Big bangs a temporary fix for voracious corella flocks

Peter Sweeney and Gavin BoxGeraldton Guardian

When you’re flying because you’re being fired at, it’s OK to get hot under the collar.

The corellas are flapping their arms and tongues.

The birds are back in town, and so are the big bangs.

Just days after the City of Greater Geraldton spent big bucks to put on the Australia Day fireworks, it is shelling out again.

In the City’s sights are the corellas which have infiltrated the city.

The screeching of the birds is at fever pitch when rangers fire near them.

This time four years ago, the City launched a “corella relocation” program.

Rangers were trained in how to use a new deterrent — very loud firecrackers — at the Wonthella Hockey Club, which had been decimated by birds.

The City urged people to make sure dogs and “other sensitive pets” were locked away during firing times. Then-chief executive Ken Diehm said the corellas were causing thousands of dollars of damage, including severely damaging wiring, seals, trees, sporting turfs and insulation.

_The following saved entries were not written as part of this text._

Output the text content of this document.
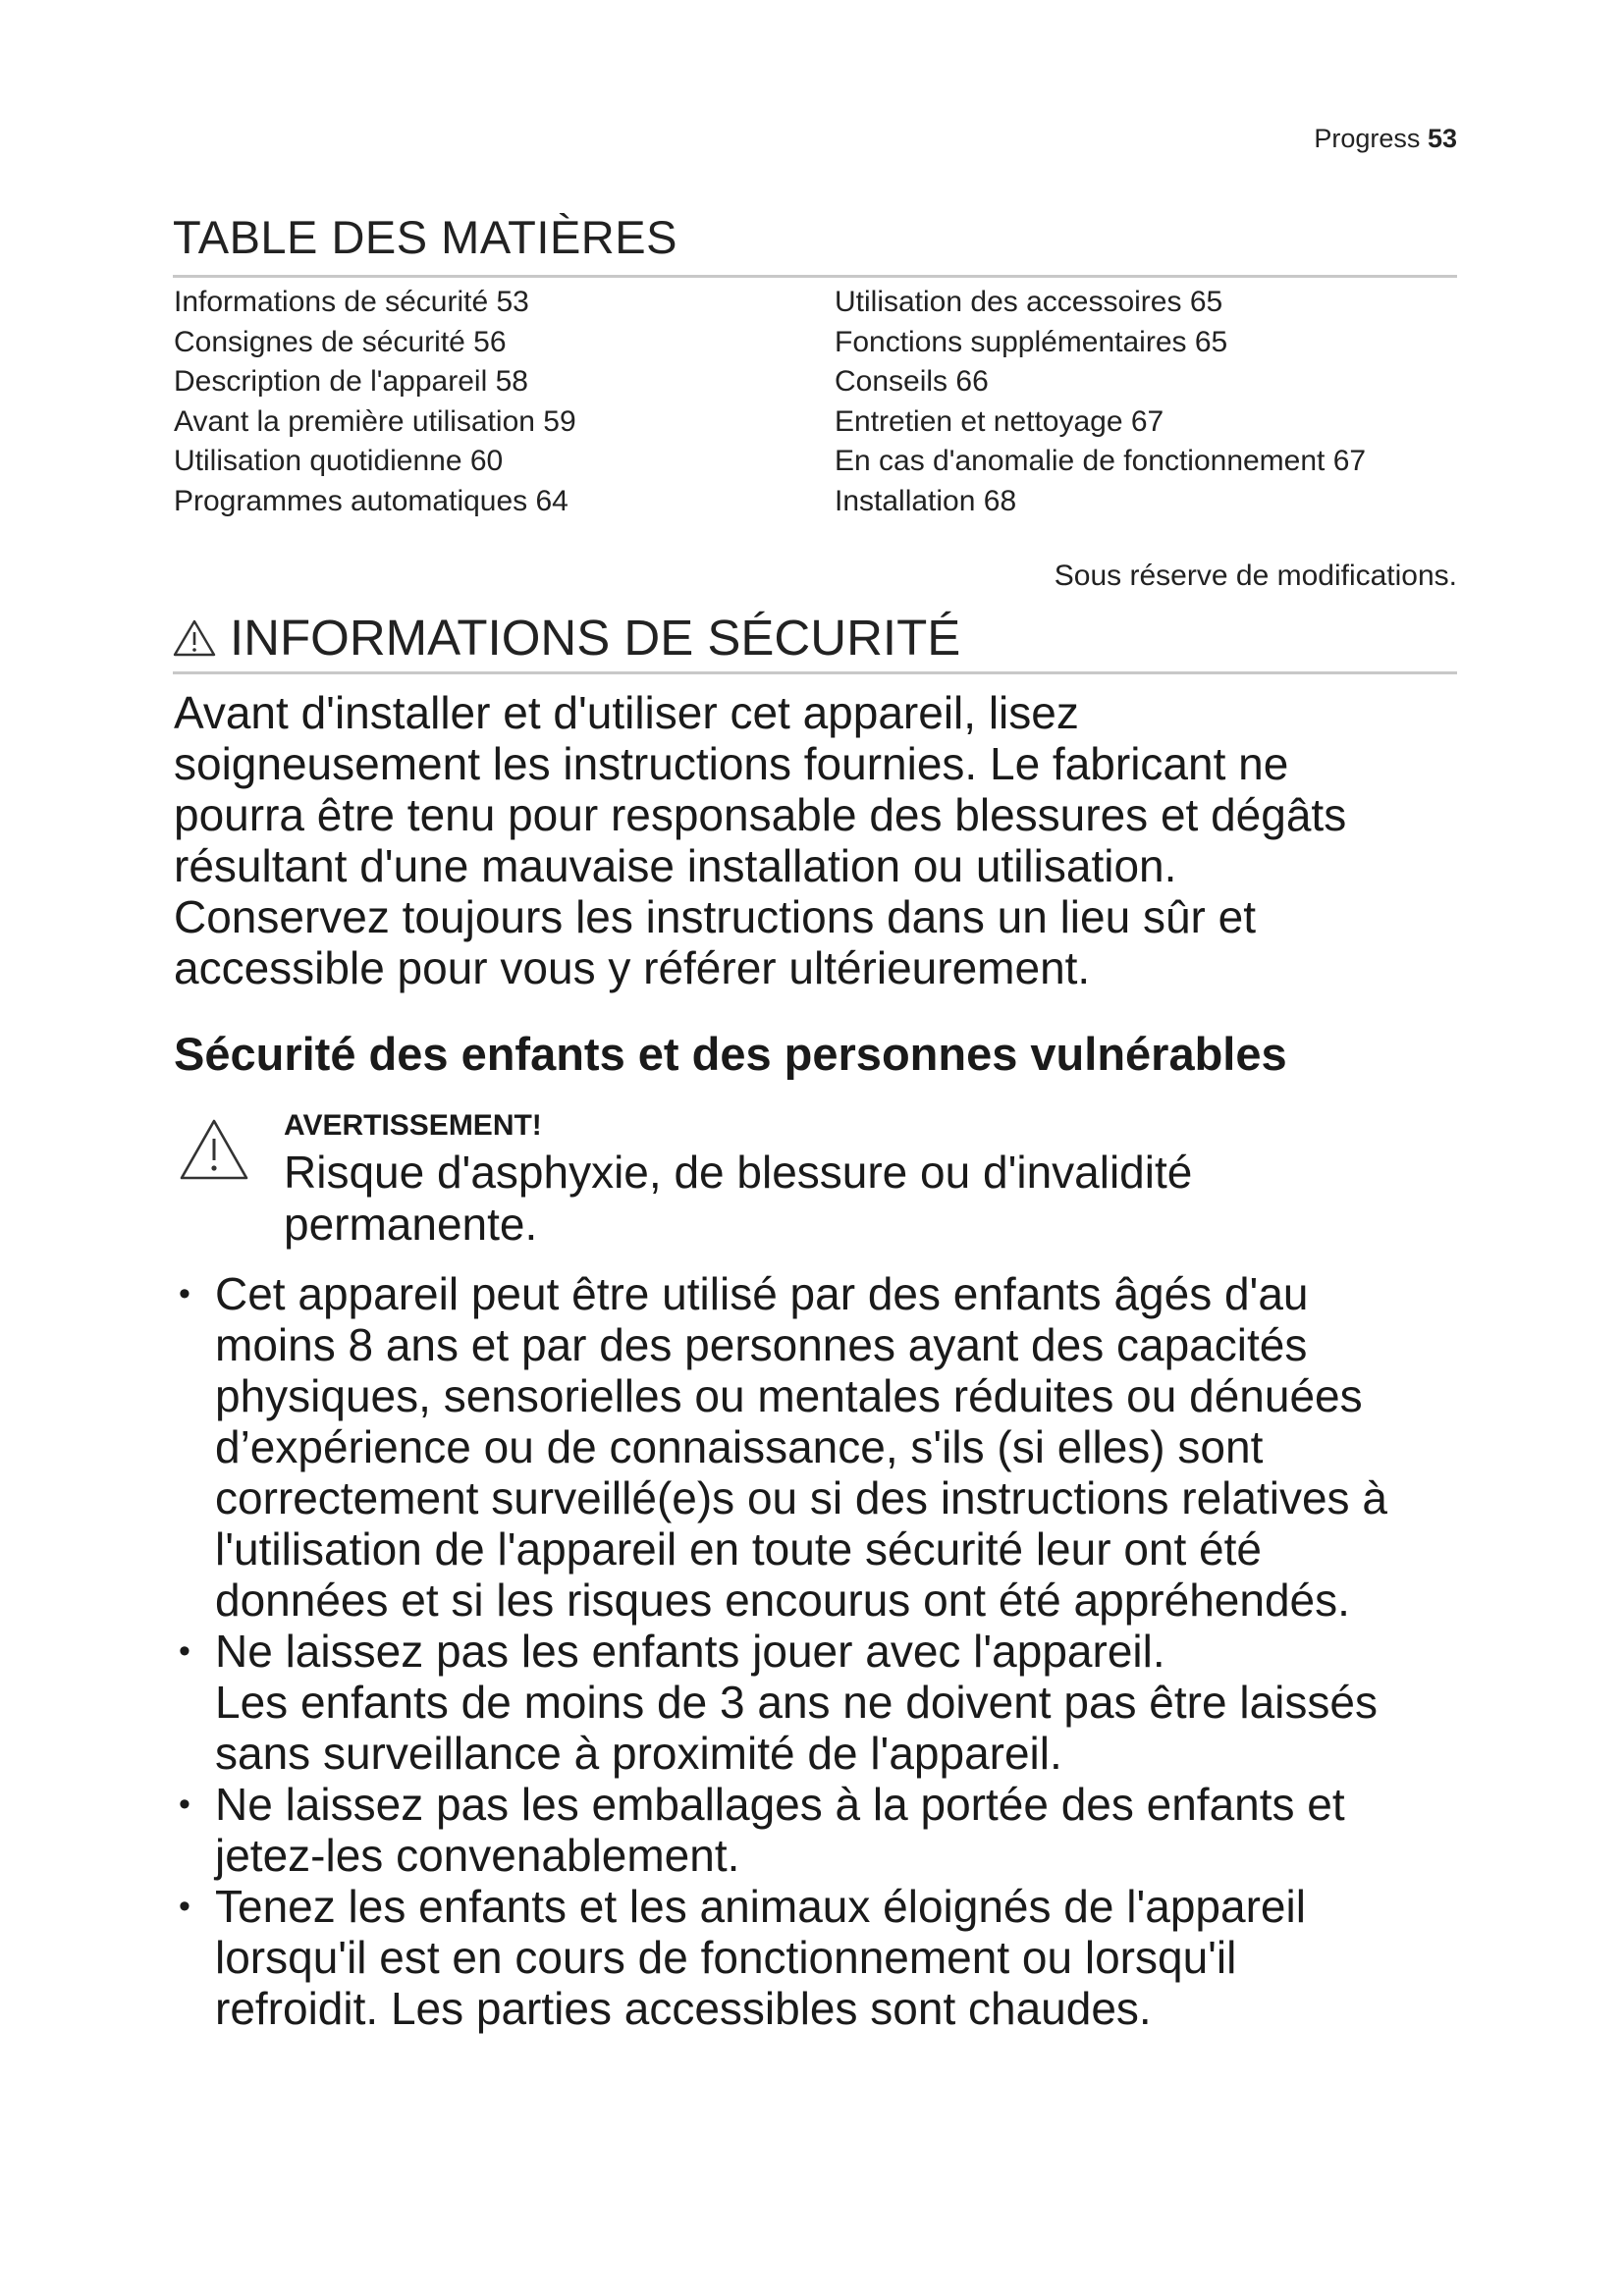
Progress 53
TABLE DES MATIÈRES
Informations de sécurité 53
Consignes de sécurité 56
Description de l'appareil 58
Avant la première utilisation 59
Utilisation quotidienne 60
Programmes automatiques 64
Utilisation des accessoires 65
Fonctions supplémentaires 65
Conseils 66
Entretien et nettoyage 67
En cas d'anomalie de fonctionnement 67
Installation 68
Sous réserve de modifications.
INFORMATIONS DE SÉCURITÉ

Avant d'installer et d'utiliser cet appareil, lisez

soigneusement les instructions fournies. Le fabricant ne

pourra être tenu pour responsable des blessures et dégâts

résultant d'une mauvaise installation ou utilisation.

Conservez toujours les instructions dans un lieu sûr et

accessible pour vous y référer ultérieurement.

Sécurité des enfants et des personnes vulnérables
AVERTISSEMENT!
Risque d'asphyxie, de blessure ou d'invalidité
permanente.
• Cet appareil peut être utilisé par des enfants âgés d'au
moins 8 ans et par des personnes ayant des capacités
physiques, sensorielles ou mentales réduites ou dénuées
d’expérience ou de connaissance, s'ils (si elles) sont
correctement surveillé(e)s ou si des instructions relatives à
l'utilisation de l'appareil en toute sécurité leur ont été
données et si les risques encourus ont été appréhendés.
• Ne laissez pas les enfants jouer avec l'appareil.
Les enfants de moins de 3 ans ne doivent pas être laissés
sans surveillance à proximité de l'appareil.
• Ne laissez pas les emballages à la portée des enfants et
jetez-les convenablement.
• Tenez les enfants et les animaux éloignés de l'appareil
lorsqu'il est en cours de fonctionnement ou lorsqu'il
refroidit. Les parties accessibles sont chaudes.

“Controlling the plague proportions is a State Government responsibility, but the City has been forced to take action due to the enormous number of complaints from residents and businesses,” Mr Diehm said.

Mr Diehm has moved on and so have some of the corellas, but plenty remain. They’re back and don’t people know it.

Now the City has upped the ante.

On Friday afternoon, a ranger parked his vehicle opposite the Bill Sewell Complex near the Northgate Shopping Centre.

Then he let fly and the birds took flight from the trees.

The sound was terrifying, even shaking a Vietnam veteran.

“Did you hear that? It scared me so much, I thought I was having a heart attack,” former WAFL footballer Ron Bentley said. He was visiting good friend Ron O’Malley, of O’Malley Drennan Motors, who said there were “many more” birds around early in the morning.

At the Geraldton races in Utakarra last week, horses were behind the starting gate for the 4.25pm race when firecrackers went off and birds took flight just 200m away.

“What the? Why do that now?” a barrier attendant said.

At Woorree and Strathalbyn, two of several residential areas which fall outside the City’s scare program, residents frustrated at the racket have adopted their own noise countermeasures.

One woman, who did not want to be named, has taken to dropping aluminium flashing on the ground near where flocks gather in trees along the Chapman River.

It’s a low-budget and seemingly harmless measure, but the loud popping noise as the flashing hit the bitumen seems to do the trick, with the birds taking flight.

“Seems to work,” the woman said with a smile.

Until they return the following day, and it all starts again.